Gut Microbiota Interplay with Autophagy-EMT Dynamics in Colorectal Cancer

Tiziana Vescovo¹Giulio Bontempi^1,2Mohammadreza Bayat^1,3Lucia Piredda³Marco Fidaleo^2*Raffaele Strippoli^1,2Manuela Antonioli^1,3*

• ¹National Institute for Infectious Diseases Lazzaro Spallanzani (IRCCS), Rome, Lazio, Italy
• ²Sapienza University of Rome, Rome, Lazio, Italy
• ³University of Rome Tor Vergata, Roma, Italy

The human microbiota is composed of a complex community of microorganisms essential for maintaining host homeostasis, especially in the gastrointestinal tract. Emerging evidence suggests that dysbiosis is linked to various cancers, including colorectal cancer (CRC). The microbiota contributes to CRC development and progression by influencing inflammation, genotoxic stress, and key cell growth, proliferation, and differentiation pathways. Certain bacterial species, including F. nucleatum and E. coli, play a role in tumorigenesis by facilitating epithelial-mesenchymal transition (EMT), perturbing autophagy, and supporting immune evasion. In contrast, beneficial microorganisms such as Bifidobacterium and Lactobacillus provide protective effects by boosting immune surveillance and supporting the integrity of the intestinal barrier. This review examines the complex connection between gut microbiota and CRC, emphasizing how changes in microbial composition facilitate tumor development and influence treatment outcomes.
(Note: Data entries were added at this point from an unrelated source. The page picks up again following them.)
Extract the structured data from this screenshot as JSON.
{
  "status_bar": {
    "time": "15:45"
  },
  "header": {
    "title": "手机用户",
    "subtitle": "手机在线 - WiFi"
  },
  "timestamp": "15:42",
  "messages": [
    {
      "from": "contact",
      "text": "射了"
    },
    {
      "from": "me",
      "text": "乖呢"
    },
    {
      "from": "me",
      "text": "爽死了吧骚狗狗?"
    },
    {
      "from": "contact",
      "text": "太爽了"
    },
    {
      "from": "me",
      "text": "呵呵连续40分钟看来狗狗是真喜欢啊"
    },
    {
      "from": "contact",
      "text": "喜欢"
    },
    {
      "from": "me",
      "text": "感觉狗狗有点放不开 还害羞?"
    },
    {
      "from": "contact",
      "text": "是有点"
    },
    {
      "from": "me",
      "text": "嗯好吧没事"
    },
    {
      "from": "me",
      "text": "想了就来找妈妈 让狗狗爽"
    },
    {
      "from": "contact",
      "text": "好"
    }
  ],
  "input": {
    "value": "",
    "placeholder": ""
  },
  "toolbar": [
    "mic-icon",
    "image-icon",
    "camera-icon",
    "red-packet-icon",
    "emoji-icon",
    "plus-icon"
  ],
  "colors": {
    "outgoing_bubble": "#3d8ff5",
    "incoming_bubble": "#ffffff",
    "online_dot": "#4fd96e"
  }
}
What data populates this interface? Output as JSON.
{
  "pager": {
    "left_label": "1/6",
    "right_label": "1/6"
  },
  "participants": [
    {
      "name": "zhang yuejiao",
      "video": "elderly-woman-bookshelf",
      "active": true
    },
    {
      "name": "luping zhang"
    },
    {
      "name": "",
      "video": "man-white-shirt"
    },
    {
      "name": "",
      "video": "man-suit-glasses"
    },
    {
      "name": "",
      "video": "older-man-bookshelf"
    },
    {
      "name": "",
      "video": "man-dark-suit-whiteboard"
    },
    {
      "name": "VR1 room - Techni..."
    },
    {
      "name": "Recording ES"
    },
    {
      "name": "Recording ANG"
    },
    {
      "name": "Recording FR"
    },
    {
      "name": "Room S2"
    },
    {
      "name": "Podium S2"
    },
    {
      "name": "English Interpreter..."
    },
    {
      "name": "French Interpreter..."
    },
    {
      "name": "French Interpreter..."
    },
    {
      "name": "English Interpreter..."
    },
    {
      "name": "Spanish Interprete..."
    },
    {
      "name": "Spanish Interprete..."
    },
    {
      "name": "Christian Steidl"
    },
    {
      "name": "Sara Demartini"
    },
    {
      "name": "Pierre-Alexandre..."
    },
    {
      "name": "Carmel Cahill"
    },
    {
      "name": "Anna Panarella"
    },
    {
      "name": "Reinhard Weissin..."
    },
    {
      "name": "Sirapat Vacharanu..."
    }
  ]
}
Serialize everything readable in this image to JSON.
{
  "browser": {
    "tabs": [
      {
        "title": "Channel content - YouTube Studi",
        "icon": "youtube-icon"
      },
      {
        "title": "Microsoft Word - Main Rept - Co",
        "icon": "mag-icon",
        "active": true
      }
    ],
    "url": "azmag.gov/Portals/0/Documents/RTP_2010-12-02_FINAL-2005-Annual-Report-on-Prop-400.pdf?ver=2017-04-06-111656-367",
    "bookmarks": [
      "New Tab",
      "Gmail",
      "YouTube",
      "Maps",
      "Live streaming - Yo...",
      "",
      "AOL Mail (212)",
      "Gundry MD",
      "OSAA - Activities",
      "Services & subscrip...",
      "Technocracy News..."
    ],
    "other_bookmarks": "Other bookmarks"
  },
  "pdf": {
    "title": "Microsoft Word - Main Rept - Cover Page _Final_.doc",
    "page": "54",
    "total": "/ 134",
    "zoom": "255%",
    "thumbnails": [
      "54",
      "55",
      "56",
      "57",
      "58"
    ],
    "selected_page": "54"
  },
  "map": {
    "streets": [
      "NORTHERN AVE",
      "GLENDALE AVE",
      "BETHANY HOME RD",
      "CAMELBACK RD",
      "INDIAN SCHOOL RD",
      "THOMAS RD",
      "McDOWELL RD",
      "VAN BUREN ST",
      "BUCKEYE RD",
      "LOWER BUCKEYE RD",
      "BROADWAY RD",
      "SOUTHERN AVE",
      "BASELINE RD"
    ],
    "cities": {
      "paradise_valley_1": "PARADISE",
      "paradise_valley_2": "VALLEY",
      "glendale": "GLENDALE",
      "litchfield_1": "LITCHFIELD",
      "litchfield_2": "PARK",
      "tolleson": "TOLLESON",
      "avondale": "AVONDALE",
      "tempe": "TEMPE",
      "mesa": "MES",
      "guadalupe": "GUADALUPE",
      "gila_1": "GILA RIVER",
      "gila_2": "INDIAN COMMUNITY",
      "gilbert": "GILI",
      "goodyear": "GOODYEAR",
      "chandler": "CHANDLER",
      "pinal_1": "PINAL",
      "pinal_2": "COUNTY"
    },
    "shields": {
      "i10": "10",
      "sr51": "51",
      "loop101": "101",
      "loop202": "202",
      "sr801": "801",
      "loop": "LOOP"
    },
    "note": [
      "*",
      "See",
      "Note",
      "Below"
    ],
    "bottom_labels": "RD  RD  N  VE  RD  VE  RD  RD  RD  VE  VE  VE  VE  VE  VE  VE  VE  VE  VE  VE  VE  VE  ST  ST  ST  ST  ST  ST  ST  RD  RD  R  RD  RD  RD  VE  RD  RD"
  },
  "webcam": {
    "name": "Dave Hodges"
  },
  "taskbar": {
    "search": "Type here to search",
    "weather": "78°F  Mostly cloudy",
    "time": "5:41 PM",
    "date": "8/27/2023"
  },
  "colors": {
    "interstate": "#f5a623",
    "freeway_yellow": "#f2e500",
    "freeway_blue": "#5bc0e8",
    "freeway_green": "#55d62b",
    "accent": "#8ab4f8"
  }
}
We cover recent progress in microbiota-based biomarkers for CRC diagnosis and prognosis, showcasing their promise for early detection and improved patient stratification. Furthermore, we explore microbiota-focused therapeutic methods such as probiotics, prebiotics, faecal microbiota transplantation (FMT), and precision antibiotics, which show potential to complement standard CRC treatments. By highlighting the latest advancements in this area, we emphasise how microbiome research is transforming our comprehension of CRC and leading to new diagnostic and treatment approaches.